Get a copy of Working Effectively with Legacy Code by Michael Feathers. It is full of useful advice for working with large, untested codebases.

Another good book is Object Oriented Reengineering Patterns. Most of the book is not specific to object-oriented software. The full text is available for free download in PDF format.

From my own experience: try to...

  • Automate the build and deployment
  • Get the database schema into version control, if it isn't yet. Usually databases include reference data that the transactional code needs to exist before it can work. Get this under version control too. Tools like dbdeploy can help you easily rebuild a schema and reference data from a sequence of deltas.
  • Install a version of the database (and any other infrastructure services) onto your development workstation. This will let you work on the database without continually having to go through DBAs. It's also faster than using a schema on a shared server in a remote datacentre.
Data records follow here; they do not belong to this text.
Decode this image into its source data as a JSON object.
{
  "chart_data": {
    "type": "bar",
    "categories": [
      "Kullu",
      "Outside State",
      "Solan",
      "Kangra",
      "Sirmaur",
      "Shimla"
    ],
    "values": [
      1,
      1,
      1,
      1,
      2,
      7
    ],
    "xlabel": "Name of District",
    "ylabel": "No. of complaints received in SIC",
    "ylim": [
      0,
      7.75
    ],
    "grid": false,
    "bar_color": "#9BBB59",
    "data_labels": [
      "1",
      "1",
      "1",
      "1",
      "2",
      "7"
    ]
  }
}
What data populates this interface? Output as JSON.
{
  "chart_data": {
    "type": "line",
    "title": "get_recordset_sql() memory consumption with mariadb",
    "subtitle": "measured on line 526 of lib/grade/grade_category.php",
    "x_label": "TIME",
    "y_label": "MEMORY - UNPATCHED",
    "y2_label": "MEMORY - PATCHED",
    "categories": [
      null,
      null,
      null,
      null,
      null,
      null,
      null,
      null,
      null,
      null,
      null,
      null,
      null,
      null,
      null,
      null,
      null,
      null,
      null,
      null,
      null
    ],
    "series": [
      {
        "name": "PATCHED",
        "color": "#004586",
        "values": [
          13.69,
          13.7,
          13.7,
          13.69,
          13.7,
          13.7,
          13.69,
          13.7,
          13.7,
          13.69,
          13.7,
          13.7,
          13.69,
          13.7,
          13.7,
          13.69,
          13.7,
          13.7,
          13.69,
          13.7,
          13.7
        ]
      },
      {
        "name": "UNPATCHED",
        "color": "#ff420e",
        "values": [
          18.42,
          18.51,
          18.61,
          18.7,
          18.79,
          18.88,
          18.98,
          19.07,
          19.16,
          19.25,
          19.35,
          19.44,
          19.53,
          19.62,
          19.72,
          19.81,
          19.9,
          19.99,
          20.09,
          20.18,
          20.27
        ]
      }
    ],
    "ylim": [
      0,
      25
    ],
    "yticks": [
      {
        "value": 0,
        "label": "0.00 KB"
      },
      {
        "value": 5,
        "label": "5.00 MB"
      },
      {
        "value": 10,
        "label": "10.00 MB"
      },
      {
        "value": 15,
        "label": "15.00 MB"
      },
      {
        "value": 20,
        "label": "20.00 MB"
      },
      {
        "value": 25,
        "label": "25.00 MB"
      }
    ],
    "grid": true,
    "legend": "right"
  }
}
All major commercial database servers have free (as in beer) development versions that work on Windows (if you're stuck in the unenviable situation of developing on Windows and deploying on Unix).
  • Before starting work on an area of the code, write end-to-end tests that roughly cover the behaviour of the area you're working on. An end-to-end test should exercise the system from outside -- by controlling its user interface or interacting through network services -- so you won't need to change the code to put it into place. It will act as an (imperfect) regression test and give you more confidence to refactor the internals of the system towards a structure that is easier to unit test.
  • If there are manual test plans, read them and see what can be automated. Most manual test plans are almost entirely scripted and so are low-hanging fruit for automation
  • Once you've got end-to-end tests coverage, refactor the code into more loosely coupled units as you modify and/or extend it. Surround those units with unit tests.

Things to avoid:

  • Copying data from the production database into the environment you use for automated testing. This will make your tests unpredictable. Sure, run the system against a copy of production data, but use that for exploratory testing, not regression testing.
  • Rolling back transactions at the end of tests to isolate tests from one another. This will not test behaviour that only happens when transactions are committed, and will throw away data that is valuable for diagnosing test failures. Instead, tests should ensure the database is in a known initial state when they start.
  • Creating a "tiny" data set for tests to run against. This makes tests hard to understand because they cannot be read as a single unit. The "tiny" data set soon grows very large as you add tests for different scenarios. Instead, tests can insert data into the database to set up the test-fixture.